Recent Comments
Affiliate Links
« Getting Your Data Freq On | Main | Worthy Data Quality Whitepapers (Part 2) »
Saturday
18Jul2009

The Very True Fear of False Positives

Data matching is commonly defined as the comparison of two or more records in order to evaluate if they correspond to the same real world entity (i.e. are duplicates) or represent some other data relationship (e.g. a family household).

The need for data matching solutions is one of the primary reasons that companies invest in data quality software and services.

The great news is that there are many data quality vendors to choose from and all of them offer viable data matching solutions driven by impressive technologies and proven methodologies.

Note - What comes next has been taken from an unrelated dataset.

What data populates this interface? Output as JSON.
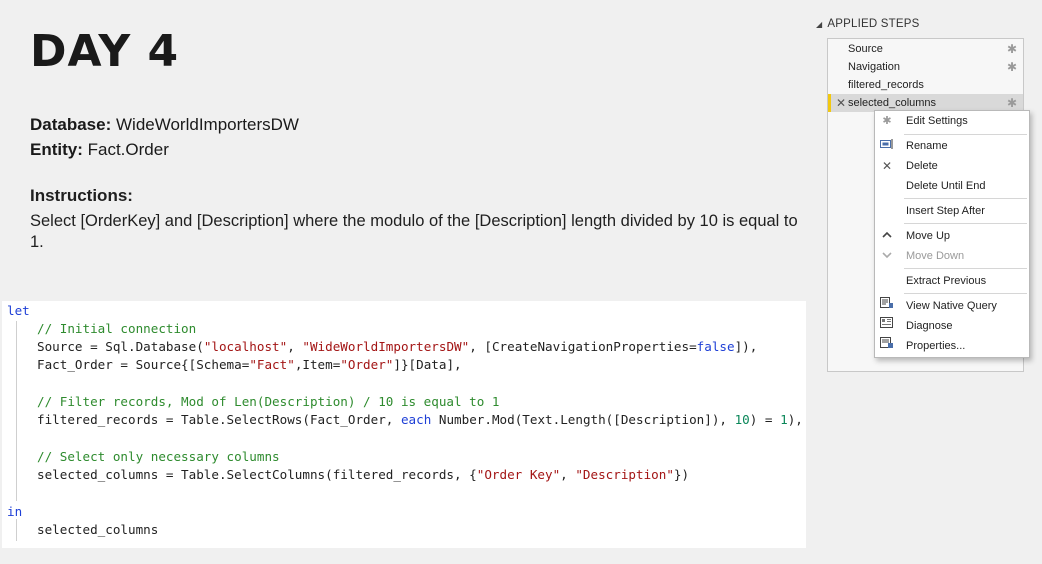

The not so great news is that the wonderful world of data matching has a very weird way with words.  Discussions about data matching techniques often include advanced mathematical terms like deterministic record linkage, probabilistic record linkage, Fellegi-Sunter algorithm, Bayesian statistics, conditional independence, bipartite graphs, or my personal favorite:

The redundant data capacitor, which makes accurate data matching possible using only 1.21 gigawatts of electricity and a customized DeLorean DMC-12 accelerated to 88 miles per hour.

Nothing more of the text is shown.